Personally I'd see if there was someway to get it sorted by the court.  Really the onus should be on her to apply to the court to have the passports seized if she has a genuine reason for not wanting them to go. If she is as neurotic as you say, then she may just withhold the children instead of taking it to court. If you don't tell her your plans and go then it will look really bad on your part, if she were to take it to court on your return.

My partner is about to lodge an application in court to get a passport/overseas travel issue sorted. All we need to do is file an Interim Application and supporting affidavit with the Federal Circuit Court, costs $330. In our case there are no orders and we are asking the court to take the passports from the other parent. 
Frenzy said
My partner is about to lodge an application in court to get a passport/overseas travel issue sorted. All we need to do is file an Interim Application and supporting affidavit with the Federal Circuit Court, costs $330. In our case there are no orders and we are asking the court to take the passports from the other parent.
I would be surprised if the registry will accept the application without some mediation having been done prior. Will be very interested to see how the registry handles this application.

GoodDad will come unstuck if he does not inform of the travel as prescribed by the court orders. I would be inclined to push harder for an independant third party to hold passports, or advise travel dates and advise the date you require the passports to be released. Make that date six weeks before travel to allow sufficient time to take action. You will then have time to have a matter heard. I would even ask the local court registry to see if they would entertain the application and making of an order to release passports based on yr Family Court orders. The local Court will often deal in the "fringe" areas where it is clear cut and a relatively simple issue.  

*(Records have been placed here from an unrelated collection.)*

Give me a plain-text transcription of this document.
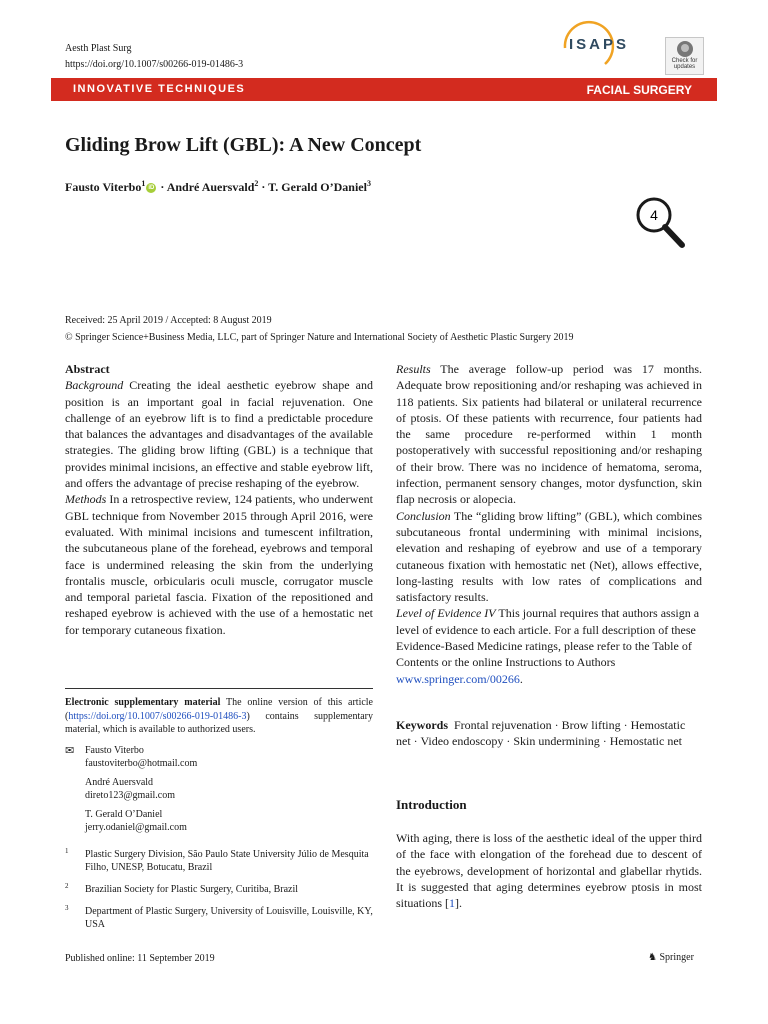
Aesth Plast Surg
https://doi.org/10.1007/s00266-019-01486-3
ISAPS
Check for
updates
INNOVATIVE TECHNIQUES	FACIAL SURGERY
Gliding Brow Lift (GBL): A New Concept
Fausto Viterbo$^1$iD · André Auersvald$^2$ · T. Gerald O’Daniel$^3$
4
Received: 25 April 2019 / Accepted: 8 August 2019
© Springer Science+Business Media, LLC, part of Springer Nature and International Society of Aesthetic Plastic Surgery 2019

Abstract

Background Creating the ideal aesthetic eyebrow shape and position is an important goal in facial rejuvenation. One challenge of an eyebrow lift is to find a predictable procedure that balances the advantages and disadvantages of the available strategies. The gliding brow lifting (GBL) is a technique that provides minimal incisions, an effective and stable eyebrow lift, and offers the advantage of precise reshaping of the eyebrow.

Methods In a retrospective review, 124 patients, who underwent GBL technique from November 2015 through April 2016, were evaluated. With minimal incisions and tumescent infiltration, the subcutaneous plane of the forehead, eyebrows and temporal face is undermined releasing the skin from the underlying frontalis muscle, orbicularis oculi muscle, corrugator muscle and temporal parietal fascia. Fixation of the repositioned and reshaped eyebrow is achieved with the use of a hemostatic net for temporary cutaneous fixation.

Results The average follow-up period was 17 months. Adequate brow repositioning and/or reshaping was achieved in 118 patients. Six patients had bilateral or unilateral recurrence of ptosis. Of these patients with recurrence, four patients had the same procedure re-performed within 1 month postoperatively with successful repositioning and/or reshaping of their brow. There was no incidence of hematoma, seroma, infection, permanent sensory changes, motor dysfunction, skin flap necrosis or alopecia.

Conclusion The “gliding brow lifting” (GBL), which combines subcutaneous frontal undermining with minimal incisions, elevation and reshaping of eyebrow and use of a temporary cutaneous fixation with hemostatic net (Net), allows effective, long-lasting results with low rates of complications and satisfactory results.

Level of Evidence IV This journal requires that authors assign a level of evidence to each article. For a full description of these Evidence-Based Medicine ratings, please refer to the Table of Contents or the online Instructions to Authors www.springer.com/00266.

Electronic supplementary material The online version of this article (https://doi.org/10.1007/s00266-019-01486-3) contains supplementary material, which is available to authorized users.
✉ Fausto Viterbo
faustoviterbo@hotmail.com
André Auersvald
direto123@gmail.com
T. Gerald O’Daniel
jerry.odaniel@gmail.com
1 Plastic Surgery Division, São Paulo State University Júlio de Mesquita Filho, UNESP, Botucatu, Brazil
2 Brazilian Society for Plastic Surgery, Curitiba, Brazil
3 Department of Plastic Surgery, University of Louisville, Louisville, KY, USA
Keywords Frontal rejuvenation · Brow lifting · Hemostatic net · Video endoscopy · Skin undermining · Hemostatic net
Introduction
With aging, there is loss of the aesthetic ideal of the upper third of the face with elongation of the forehead due to descent of the eyebrows, development of horizontal and glabellar rhytids. It is suggested that aging determines eyebrow ptosis in most situations [1].
Published online: 11 September 2019	♞ Springer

Executive Secretary - Shared Parenting Council of Australia
 Was my post helpful? If so, please let others know about the FamilyLawWebGuide whenever you see the opportunity
Secretary SPCA - I have rang the court hotline and twice been told no mediation is necessary. From my understanding, family dispute resolution only applies to those seeking Parenting Orders. We are not seeking parenting Orders. Hence why it is only costing $330, rather then $600.

There is information on the family law court site about applying for an order to prevent a passport being issued for a child or an order to do have a a person to deliver a childs or accompanying adult passport to the Court, or an order to prevent a child from leaving Australia on a current passport. Nowhere does it say that mediation is necessary first. If parents had to mediate first before being able to apply to the court to stop overseas travel, then wouldn't that make it easier for a parent to buy time to abduct a child?

Last edit: by Frenzy

to gooddad, as long as you are travelling to countries that are signatories to the Hague Convention on child abduction the mother doesn't have any argument about the travel.  If you have court orders there is usually a paragraph about providing so many months' notice of travel intentions, itinerary, where the child can be contacted etc. She can't cancel the passport simply because she has no good reason to.  Ring the passports office and check with them. Some people obtain an order for the Federal Circuit Court or Family Court Registry to hold the passport where there is an argument about it but in your case, just hold on to it. This mother needs to start thinking about what is in the best interests of this child and who would enter into an argument about taking a child on an overseas trip when the child will enjoy it and it will broaden their horizons? What child wouldn't want to do that?